The Expanse est à l’origine une saga de SF de 9 romans, écrit à 4 mains sous le pseudo de Jamess S. A. Corey, pour être ensuite adaptée en série télévisée. Édité par Black Book Edition, ce jeu de rôle s’inspire des romans, et d’ailleurs les auteurs ont participé à sa réalisation. Le résultat est remarquable.

 

 

Ce qui m’a frappée en commençant à lire le livre de règles de The Expanse, c’est sa clarté : les explications sont limpides, avec ce qu’il faut d’exemples concrets et d’encadrés (souvent des tableaux). Je n’ai eu que très peu besoin de revenir en arrière dans ma lecture, car le livre redonne une partie des informations nécessaires.

Bien pensé également est le fait de donner, dès le début du livre, les bases du jeu : ce qu’est un test, le dé de Péripéties, les Prouesses, la Fortune ou encore les différents types de tests (je reviendrais sur ces différents éléments), et de détailler le tout plus tard.

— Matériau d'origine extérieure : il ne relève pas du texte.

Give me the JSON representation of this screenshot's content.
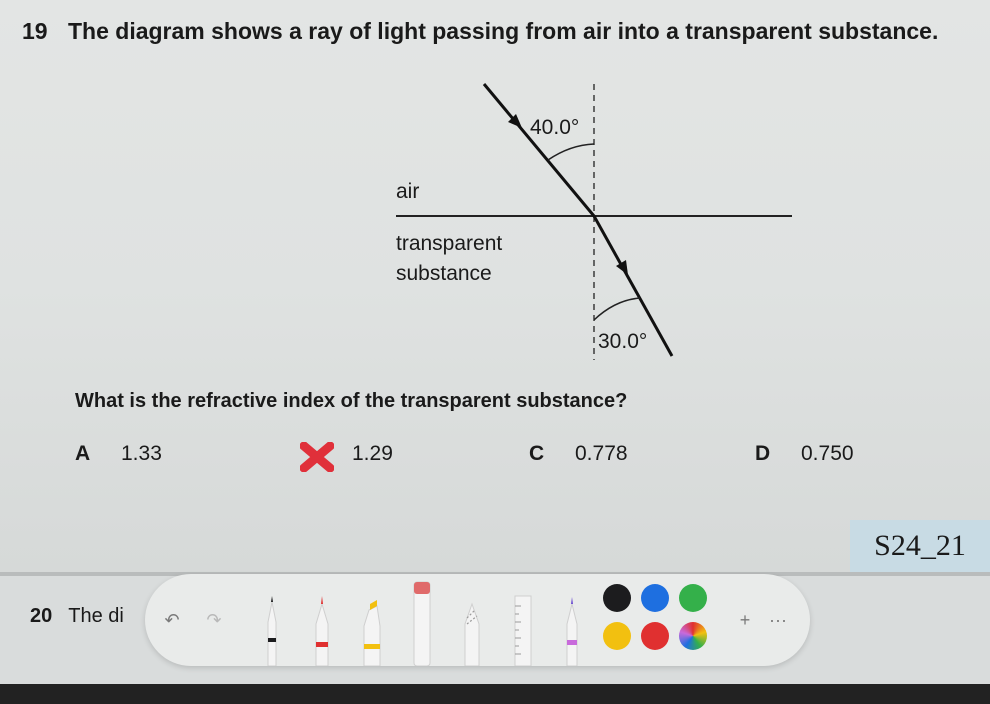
{
  "question": {
    "number": "19",
    "text": "The diagram shows a ray of light passing from air into a transparent substance.",
    "diagram": {
      "angle_incidence": "40.0°",
      "angle_refraction": "30.0°",
      "medium_top": "air",
      "medium_bottom_line1": "transparent",
      "medium_bottom_line2": "substance"
    },
    "prompt": "What is the refractive index of the transparent substance?",
    "options": [
      {
        "letter": "A",
        "value": "1.33"
      },
      {
        "letter": "B",
        "value": "1.29"
      },
      {
        "letter": "C",
        "value": "0.778"
      },
      {
        "letter": "D",
        "value": "0.750"
      }
    ],
    "selected_marked": "B"
  },
  "code_tag": "S24_21",
  "next_question": {
    "number": "20",
    "text": "The di"
  },
  "toolbar": {
    "undo_icon": "undo-icon",
    "redo_icon": "redo-icon",
    "add_label": "+",
    "more_label": "···",
    "colors": [
      "#1c1c1e",
      "#1e6fe0",
      "#34b04a",
      "#f2c010",
      "#e03030",
      "#c86adb"
    ]
  }
}
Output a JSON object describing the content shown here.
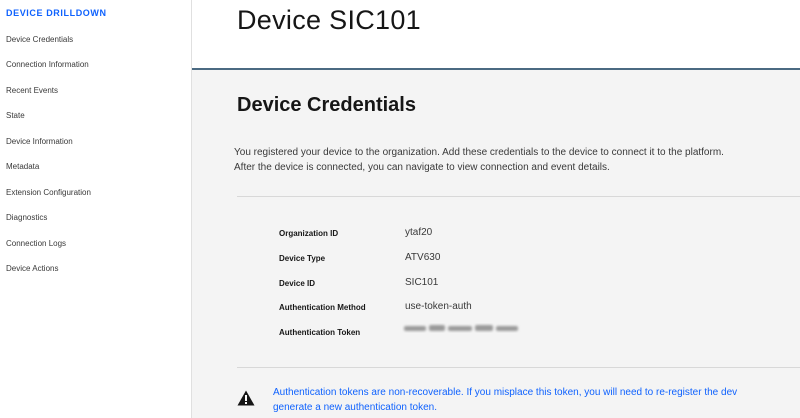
{
  "sidebar": {
    "heading": "DEVICE DRILLDOWN",
    "items": [
      {
        "label": "Device Credentials"
      },
      {
        "label": "Connection Information"
      },
      {
        "label": "Recent Events"
      },
      {
        "label": "State"
      },
      {
        "label": "Device Information"
      },
      {
        "label": "Metadata"
      },
      {
        "label": "Extension Configuration"
      },
      {
        "label": "Diagnostics"
      },
      {
        "label": "Connection Logs"
      },
      {
        "label": "Device Actions"
      }
    ]
  },
  "header": {
    "title": "Device SIC101"
  },
  "credentials": {
    "title": "Device Credentials",
    "description_line1": "You registered your device to the organization. Add these credentials to the device to connect it to the platform.",
    "description_line2": "After the device is connected, you can navigate to view connection and event details.",
    "rows": [
      {
        "label": "Organization ID",
        "value": "ytaf20"
      },
      {
        "label": "Device Type",
        "value": "ATV630"
      },
      {
        "label": "Device ID",
        "value": "SIC101"
      },
      {
        "label": "Authentication Method",
        "value": "use-token-auth"
      },
      {
        "label": "Authentication Token",
        "value": ""
      }
    ]
  },
  "warning": {
    "icon": "warning-icon",
    "line1": "Authentication tokens are non-recoverable. If you misplace this token, you will need to re-register the dev",
    "line2": "generate a new authentication token."
  },
  "colors": {
    "accent": "#0f62fe",
    "header_border": "#4b6a82"
  }
}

La création de personnage est cool et agréable, la partie univers se lit comme un roman, celle pour le MJ est très pratique. Les règles complètes demandent un peu plus d’attention et de concentration, parce qu’il y a beaucoup de mécaniques. Néanmoins nous ne les avons pas toutes vues dans notre première partie. Et d’ailleurs, le livre propose deux scénarios prêt à l’emploi, ce qui n’est pas toujours le cas. Enfin, l’écran du MJ est beau et bien pensé ; il est fourni avec un paquet d’aides de jeu, des fiches de perso prétirées, et un scénario. 

 

Un mot sur l’univers du jeu

Au 23ème siècle, les humains, qui ont conquis le système solaire, sont divisés en trois grandes factions : La Terre et ses Nations Unies, Mars et sa République du Congrès Martien, et les Belters dans la Ceinture.

La Terre est une vielle puissance, surpeuplée de 30 milliards d’habitants devant lutter contre le réchauffement climatique, la pollution ou encore un système social étouffant, reste le centre culturel, politique et économique de tout le système solaire. Elle est la seule qui offre une atmosphère respirable. Les Nations Unies gouvernent la Terre et ses satellites (dont Luna).

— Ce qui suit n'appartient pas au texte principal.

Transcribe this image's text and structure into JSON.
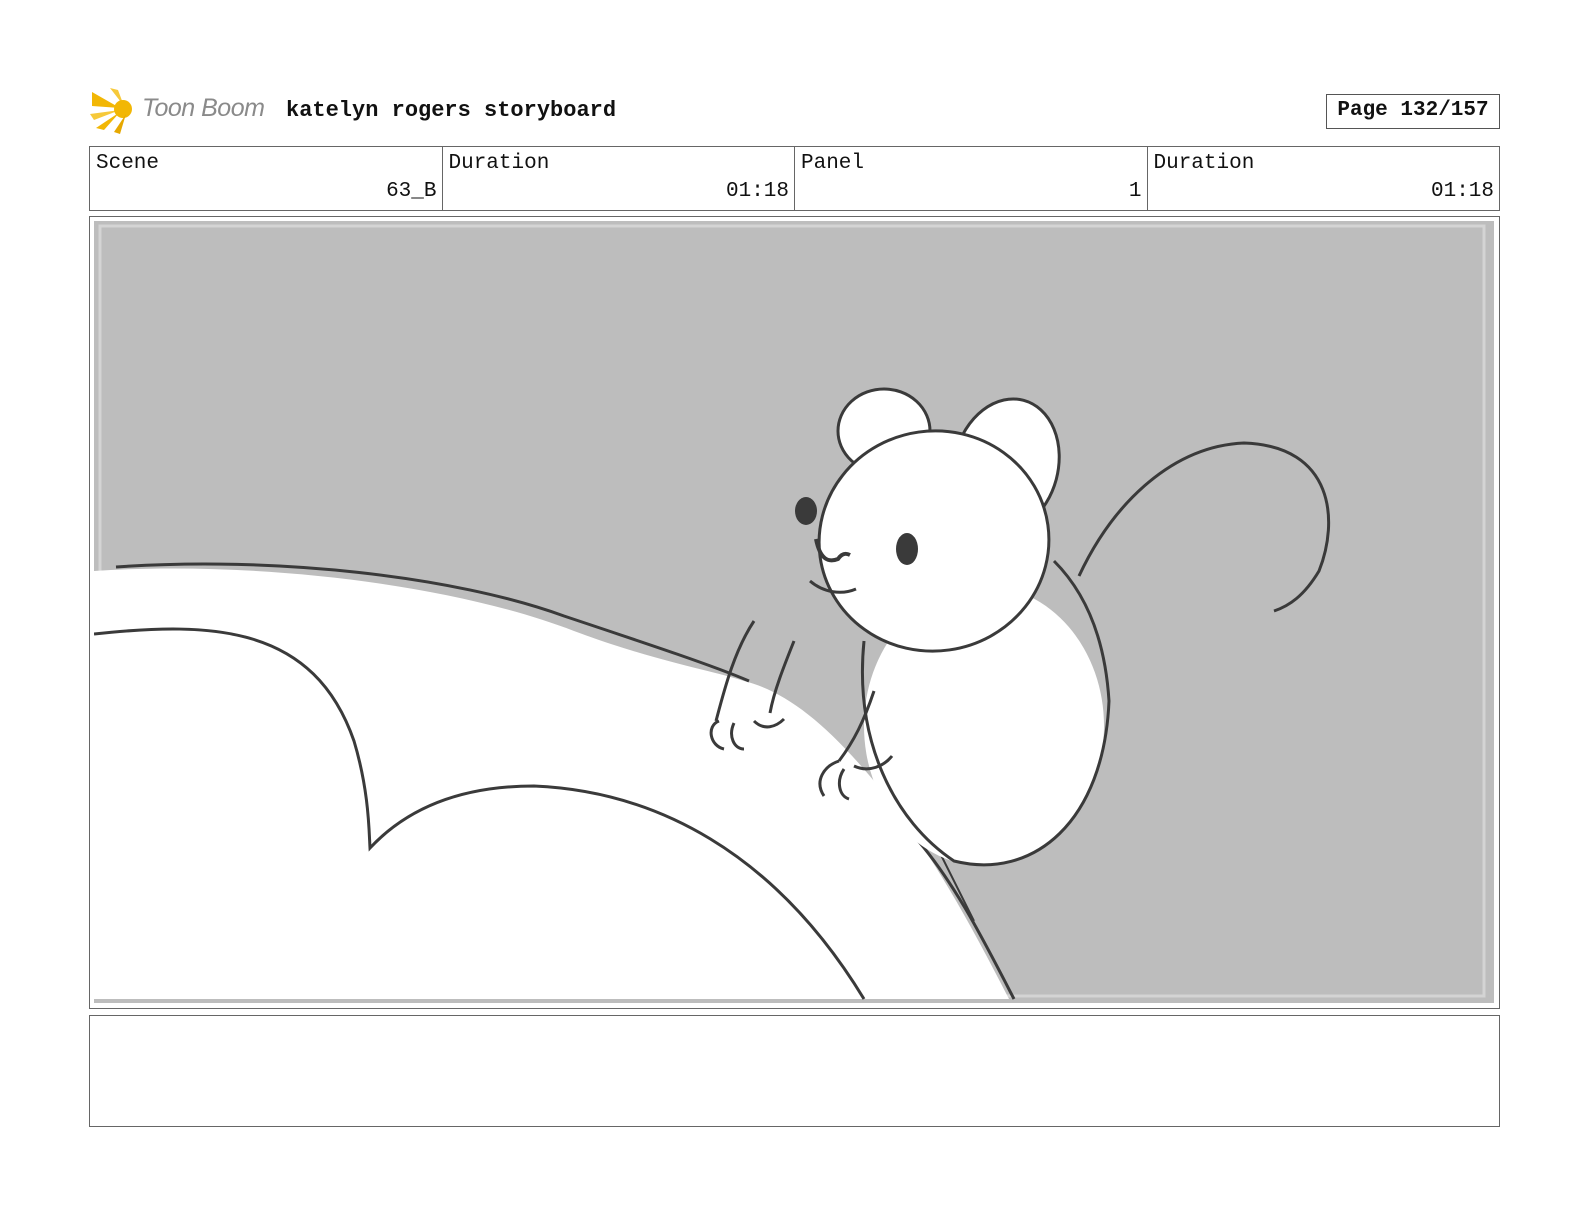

Mars a été colonisée par la Terre après de nombreuses missions d’exploration. Devenue indépendante et tournée vers la technologie et la terraformation de la planète, elle abrite de farouches guerriers. Il s’agit d’une puissance militaire puissante et moderne.

Les Belters, comme on nomme les habitants de la Ceinture, sont les oubliés des deux autres puissances, qui les exploitent allègrement. Il s’agit de 50 (ou 100, selon les sources) millions de personnes qui vivent dans des habitats précaires au sein de stations spatiales. À cause de la faible gravité, ils sont plus grands et plus maigres. Luttant autant pour leur survie, quelques uns rejoignent des mouvements militants, comme l’APE (Alliance des Planètes Extérieures), qui est très important et omniprésent.

 

 

La création de personnage

Elle suit plusieurs étapes, chacune pouvant être résolue de manière aléatoire ou en choisissant, les deux options sont possibles.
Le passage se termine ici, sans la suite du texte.